Pese a que la multitud de judíos y prosélitos compartía la responsabilidad de comunidad por la muerte del Hijo de Dios, Pedro se dirigió a ellos con respeto y los llamó “hermanos”. (Hechos 2:29.) El objetivo que perseguía no era condenarlos, sino incitarlos al arrepentimiento. Por consiguiente, adoptó un planteamiento positivo. Presentó hechos y respaldó su argumento con pasajes de las Escrituras.
Quienes predican las buenas nuevas en la actualidad hacen bien en seguir el ejemplo de Pedro. Deben tratar de sentar una base común con sus oyentes y luego, con tacto, razonar con ellos valiéndose de las Escrituras. Cuando se presenta la verdad bíblica de forma positiva, las personas de corazón bien dispuesto responden. (Hechos 13:48.)
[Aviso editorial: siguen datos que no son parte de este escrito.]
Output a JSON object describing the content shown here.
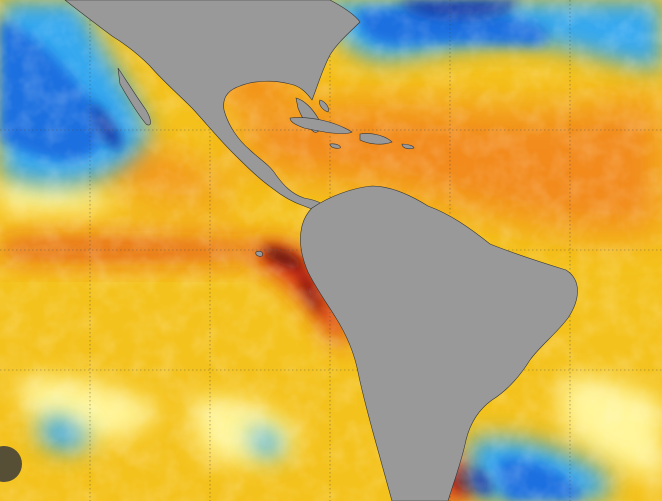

El celo y la valentía que demostró Pedro en el día del Pentecostés contrastan radicalmente con lo que había hecho siete semanas antes: negar a Jesús. En aquella ocasión lo paralizó el temor al hombre. (Mateo 26:69-75.) Pero Jesús había hecho ruego a favor de Pedro. (Lucas 22:31, 32.) Sin duda, la aparición de Jesús después de resucitar fortaleció al apóstol. (1 Corintios 15:5.) De este modo, la fe de Pedro no se extinguió. Poco después empezó a predicar con denuedo. No predicó tan solo en el día del Pentecostés, sino durante el resto de su vida.
¿Qué haremos si hemos fallado, como Pedro? Demostremos que estamos arrepentidos, pidamos perdón y demos pasos para recibir ayuda espiritual. (Santiago 5:14-16.) Así podremos seguir adelante, con la confianza de que nuestro misericordioso Padre celestial, Jehová, acepta nuestro servicio sagrado. (Éxodo 34:6.)